June 22, 2024

The Shift in Street Art from Urban Scribbles to High Gallery Art

Traceable back to the 1940’s, street art has been a means for artists to communicate with their communities and reach thousands, if not millions, free of charge and with the knowledge that the impact of their message can be powerful.

The derelict and destroyed cities which the Second World War left behind became not merely the backdrop for young creative minds to express their political disillusionment, but rather their canvas.


The 1970’s saw a shift as New York street artists began to gain national attention through their “tagging,” more often than not, getting arrested as a result of their practice. Targeting subway trains specifically, the writing became larger, bolder, more colorful and more intricate over the decade. The decline in the 1980’s – brought on by the government’s strict attack on graffiti – led to the remaining, undeterred artists facing a challenge. This resulted in experimentation, moving beyond trains as a surface to paint on and simply tagging. The work of Jean-Michel Basquiat and Keith Haring opened the way for graffiti to be considered a form of “fine” or “high” art,” bringing in as much demand and publicity as its’ contemporary movements.


As far as the impetus for creating work on the city streets, it is as varied as any approach to any genre of art. From the political to the purely aesthetic, each artist possesses their own personal motive for working in the streets. Ironically, what began as a purposefully ephemeral means to create imagery is nowadays, with the amount of websites and photographic evidence of street art, captured and reproduced, which belies the initial intention.


The question of whether elevating the status of urban art to a gallery setting allows the genre to remain true to its underground, anarchic, in your face and, sometimes, ugly, roots is particularly relevant today.
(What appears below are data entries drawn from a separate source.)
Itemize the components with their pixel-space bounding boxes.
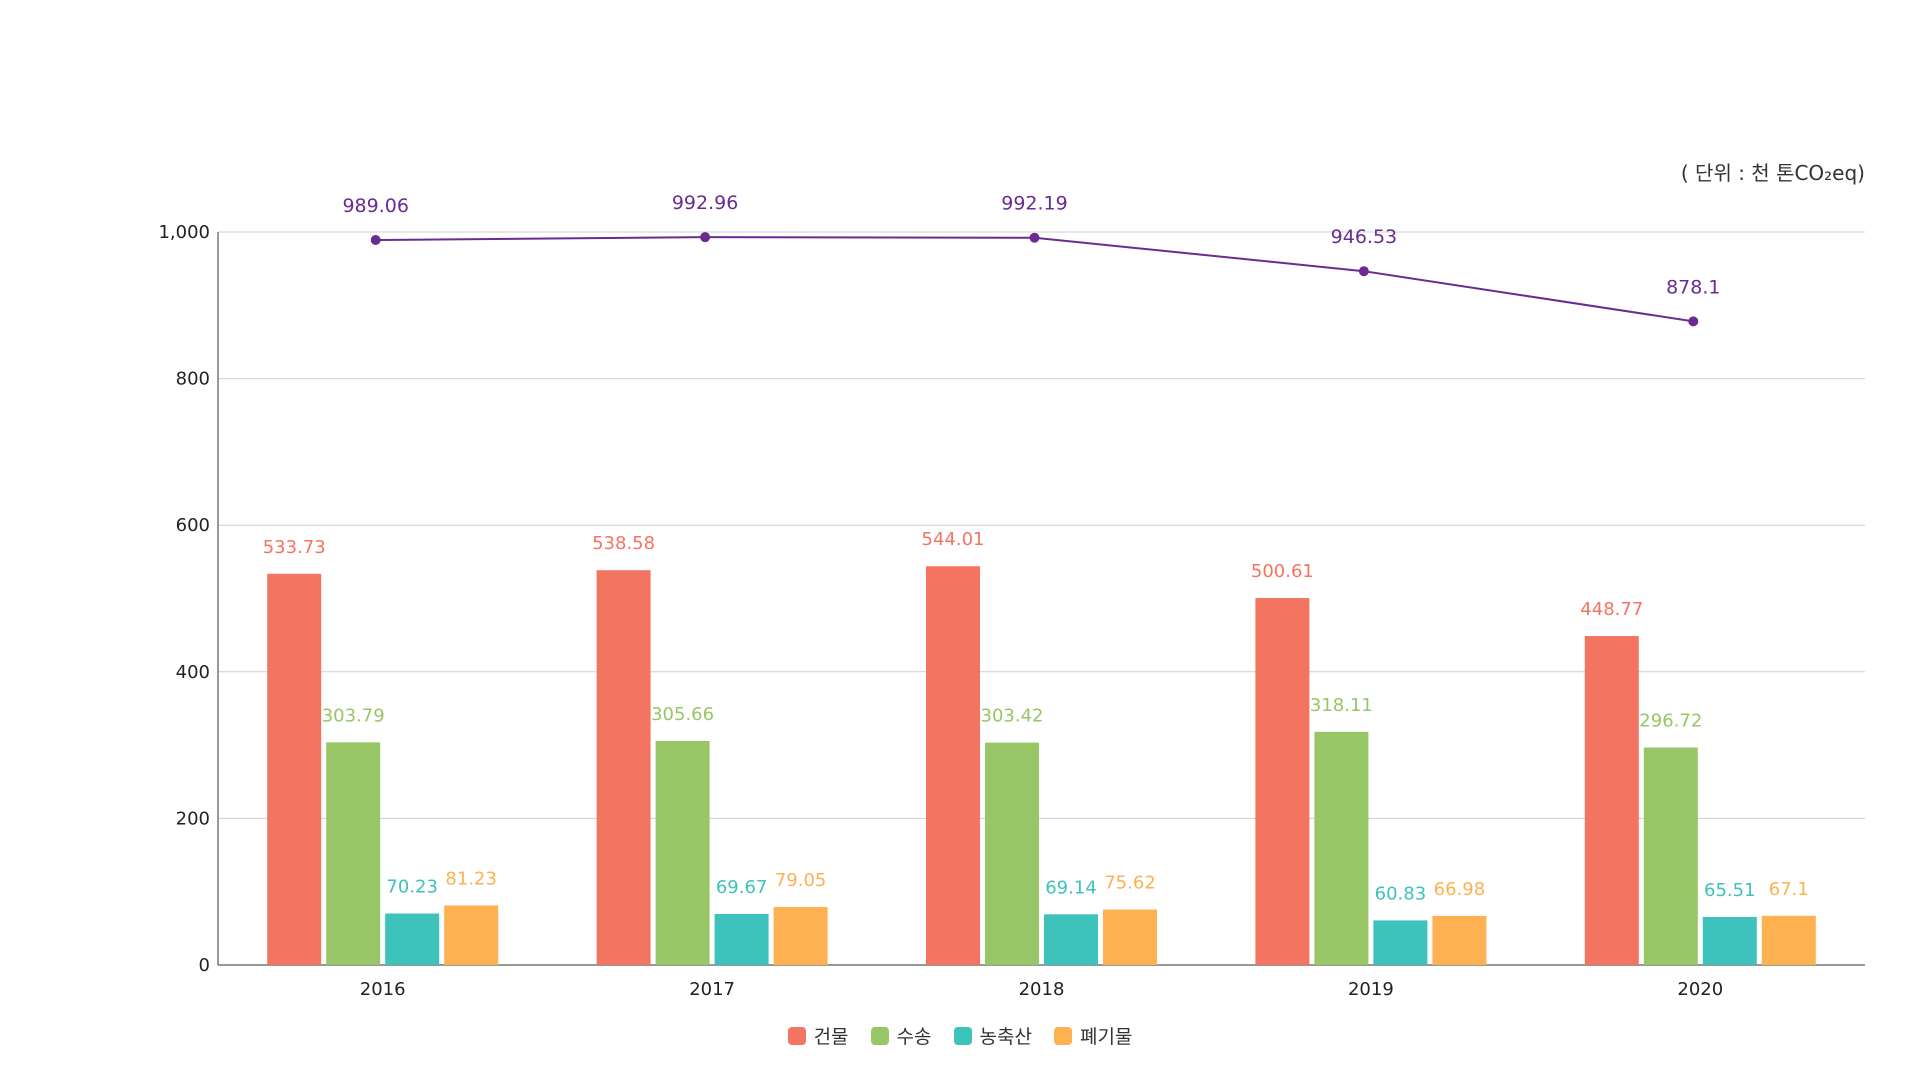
bar-value-label: 79.05 <box>775 870 827 891</box>
bar-2017-수송 <box>655 740 710 965</box>
bar-2020-폐기물 <box>1761 915 1816 965</box>
total-value-label: 989.06 <box>342 195 408 217</box>
bar-2016-건물 <box>267 573 322 965</box>
legend-item-agriculture: 농축산 <box>953 1022 1032 1049</box>
y-tick-label: 200 <box>176 808 210 829</box>
legend-swatch-agriculture <box>953 1026 972 1045</box>
total-value-label: 992.96 <box>672 192 738 214</box>
bar-value-label: 66.98 <box>1434 879 1486 900</box>
bar-2020-농축산 <box>1702 916 1757 965</box>
bar-value-label: 69.67 <box>716 877 768 898</box>
bar-value-label: 67.1 <box>1769 879 1809 900</box>
unit-label: ( 단위 : 천 톤CO₂eq) <box>1681 161 1865 185</box>
x-tick-label: 2016 <box>360 979 406 1000</box>
bar-2020-수송 <box>1643 747 1698 965</box>
total-point-2019 <box>1358 266 1369 277</box>
legend-label-agriculture: 농축산 <box>979 1026 1032 1048</box>
bar-2018-건물 <box>926 566 980 965</box>
bar-2016-수송 <box>326 742 381 965</box>
x-axis: 2016 2017 2018 2019 2020 <box>360 979 1723 1000</box>
bar-value-label: 538.58 <box>592 533 655 554</box>
total-point-2016 <box>370 235 381 246</box>
legend-item-transport: 수송 <box>870 1022 932 1049</box>
bar-2018-수송 <box>985 742 1039 965</box>
bar-value-label: 448.77 <box>1580 599 1643 620</box>
x-tick-label: 2020 <box>1677 979 1723 1000</box>
bar-value-label: 69.14 <box>1045 877 1097 898</box>
bar-value-label: 75.62 <box>1104 873 1156 894</box>
x-tick-label: 2017 <box>689 979 735 1000</box>
bar-2020-건물 <box>1584 636 1639 965</box>
y-tick-label: 600 <box>176 515 210 536</box>
bar-value-label: 305.66 <box>651 704 714 725</box>
y-tick-label: 800 <box>176 369 210 390</box>
bar-value-label: 533.73 <box>263 537 326 558</box>
y-tick-label: 400 <box>176 662 210 683</box>
total-value-label: 878.1 <box>1666 276 1720 298</box>
bar-2017-폐기물 <box>773 907 828 965</box>
total-line: 989.06 992.96 992.19 946.53 878.1 <box>342 192 1721 327</box>
bar-value-label: 303.79 <box>322 705 385 726</box>
bar-value-label: 296.72 <box>1639 711 1702 732</box>
bar-2017-건물 <box>596 570 651 965</box>
legend-swatch-transport <box>870 1026 889 1045</box>
bar-value-label: 60.83 <box>1375 883 1427 904</box>
bar-2017-농축산 <box>714 913 769 965</box>
total-point-2018 <box>1029 232 1040 243</box>
legend-label-building: 건물 <box>813 1026 849 1048</box>
legend: 건물 수송 농축산 폐기물 <box>0 1022 1920 1049</box>
y-tick-label: 1,000 <box>158 222 210 243</box>
bar-value-label: 500.61 <box>1251 561 1314 582</box>
total-point-2020 <box>1688 316 1699 327</box>
bar-2019-건물 <box>1255 598 1310 965</box>
bar-2019-농축산 <box>1373 920 1428 965</box>
y-axis: 0 200 400 600 800 1,000 <box>158 222 219 976</box>
total-point-2017 <box>700 232 711 243</box>
bar-labels: 533.73 538.58 544.01 500.61 448.77 303.79 305.… <box>263 529 1809 904</box>
legend-label-waste: 폐기물 <box>1079 1026 1133 1048</box>
bar-2019-폐기물 <box>1432 915 1487 965</box>
x-tick-label: 2019 <box>1348 979 1394 1000</box>
bar-value-label: 65.51 <box>1704 880 1756 901</box>
bar-2019-수송 <box>1314 731 1369 965</box>
y-tick-label: 0 <box>199 955 210 976</box>
bar-2018-농축산 <box>1044 914 1098 965</box>
bar-value-label: 318.11 <box>1310 695 1373 716</box>
bar-2018-폐기물 <box>1103 909 1157 965</box>
legend-item-waste: 폐기물 <box>1053 1022 1133 1049</box>
total-value-label: 946.53 <box>1331 226 1397 248</box>
legend-swatch-building <box>787 1026 806 1045</box>
bar-value-label: 303.42 <box>981 706 1044 727</box>
legend-item-building: 건물 <box>787 1022 849 1049</box>
bar-2016-농축산 <box>385 913 440 965</box>
bar-value-label: 544.01 <box>922 529 985 550</box>
bar-value-label: 81.23 <box>445 868 497 889</box>
bar-value-label: 70.23 <box>386 877 438 898</box>
bar-2016-폐기물 <box>444 905 499 965</box>
bars <box>267 566 1816 965</box>
total-line-path <box>375 236 1694 323</box>
x-tick-label: 2018 <box>1019 979 1065 1000</box>
legend-label-transport: 수송 <box>896 1026 932 1048</box>
legend-swatch-waste <box>1053 1026 1072 1045</box>
total-value-label: 992.19 <box>1001 193 1067 215</box>
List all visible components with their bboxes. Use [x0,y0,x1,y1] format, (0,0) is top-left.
With the works of Banksy and Shepherd Fairey selling for millions and their imagery becoming icons of the 21st Century, it is fair to say that their work has strayed away from the origins of street art.


It is now tackled by a new generation of educated artists who approach their surroundings with empathy and deep identification. Whether created in protest or humor, the piece reveals the history and work within the context of the chosen niche, bringing attention to an otherwise invisible space.


Whilst I am in favor of giving the public the opportunity to own a piece of art which they connect with, having seen it on their local streets, or for the implications the imagery had in its original city setting, I also believe that street artists possess a lot of power and should never neglect or forget that. They are ultimately in control of visibility in the same way that the largest corporations utilize massive city spaces for advertisements. There is also the issue of the action of making street art; creating the work is a performance requiring agility and fearlessness, all for the culminating and all important conclusion. What remains is a short-lived trace and sign, just as important as the act.


Being a city girl all my life, I recognize the significance of street art in today’s urban life. There is something beautiful about leaving a mark to be shared with your fellow city inhabitants, despite them being strangers and knowing that your art may be covered up or taken down at any moment. Yet I wholly encourage the ownership of such pieces of art, knowing the feeling of satisfaction all too well of being attached to an object on many levels. Urban art is only becoming increasingly popular and significant, appealing to modern mentalities. And why should anyone deny themselves the pleasure of owning a piece of the city they live in?




2 Comments on The Shift in Street Art from Urban Scribbles to High Gallery Art

  1. I think the best thing about street art is that no one can really own it. It’s there to be indulged in by everyone. No possession. Just owned by anyone that walks past it and only for the moments during which they’re passing by.